With increased patrols, rangers were able to monitor what was happening more effectively and the logging was “quite quickly stopped,” Alexander said.
Alexander said the tip-off from the zebra poacher last month coincided with reports from rangers who had heard what sounded like chainsaws in Mozambique’s Coutada 4, a hunting concession just north of Zinave’s northern edge.
“We immediately realised the sensitivity of this, and did our own reconnaissance. Bernard [van Lente] was involved in the recce flights,” Alexander said. “After illegal logging activity was spotted, Bernard got a few photographs. We passed on all the evidence to ANAC [the National Administration for Conservation Areas], which took it to ministry level, and got approval for a joint security operation.”
Using a newly installed digital radio system for communication, the operation was coordinated from Zinave, involving ANAC, the Mozambique Environmental Quality Agency, and Zinave’s own rangers.
Assets were seized and a fine of $12,121 was assessed, payable on successful prosecution.
“Based on the laws of the country, the operators now have time to present evidence that they had the necessary permits, which they clearly did not have,” Alexander said. If convicted, they could face jail sentences and confiscation of assets.

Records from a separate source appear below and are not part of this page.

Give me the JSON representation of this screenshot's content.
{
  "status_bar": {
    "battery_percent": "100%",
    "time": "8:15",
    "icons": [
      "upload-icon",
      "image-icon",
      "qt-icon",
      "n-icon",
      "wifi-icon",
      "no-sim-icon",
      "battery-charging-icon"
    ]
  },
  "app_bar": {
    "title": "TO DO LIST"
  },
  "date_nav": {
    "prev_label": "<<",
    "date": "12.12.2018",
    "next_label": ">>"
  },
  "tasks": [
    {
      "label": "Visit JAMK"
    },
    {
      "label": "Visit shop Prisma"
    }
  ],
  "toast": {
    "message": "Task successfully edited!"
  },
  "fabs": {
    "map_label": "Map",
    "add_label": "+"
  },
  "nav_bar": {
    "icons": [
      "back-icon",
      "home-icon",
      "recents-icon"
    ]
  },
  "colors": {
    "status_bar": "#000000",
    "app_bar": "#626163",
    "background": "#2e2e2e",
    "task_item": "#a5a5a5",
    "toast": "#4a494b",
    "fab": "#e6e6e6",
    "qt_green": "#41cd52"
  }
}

Alexander declined to comment on who the illegal loggers might have been supplying the wood to. “The important thing, for now, is that we have shut it down.”

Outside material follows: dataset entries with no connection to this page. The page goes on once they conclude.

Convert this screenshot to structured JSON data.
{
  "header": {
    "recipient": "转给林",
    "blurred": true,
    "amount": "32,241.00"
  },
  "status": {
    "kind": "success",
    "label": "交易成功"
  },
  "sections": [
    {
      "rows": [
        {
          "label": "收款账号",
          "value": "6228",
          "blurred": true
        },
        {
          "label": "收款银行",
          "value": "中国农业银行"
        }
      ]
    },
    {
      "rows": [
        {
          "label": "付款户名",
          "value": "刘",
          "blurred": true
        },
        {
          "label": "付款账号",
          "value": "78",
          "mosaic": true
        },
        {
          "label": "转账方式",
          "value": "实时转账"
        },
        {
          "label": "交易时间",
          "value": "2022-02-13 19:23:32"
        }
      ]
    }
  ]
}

Commenting on the success of the operation, Carlos Lopes Pereira, director of protection and law enforcement at ANAC, said: “We are grateful for the support received from all the partners, as well as the National Criminal Investigation Service and police. It is only through these kinds of collaborative operations, and taking action, that we will secure the future of our forests.”
Fred Kockott is the founding director of Roving Reporters, a journalism training agency that focuses on environmental, social and justice issues.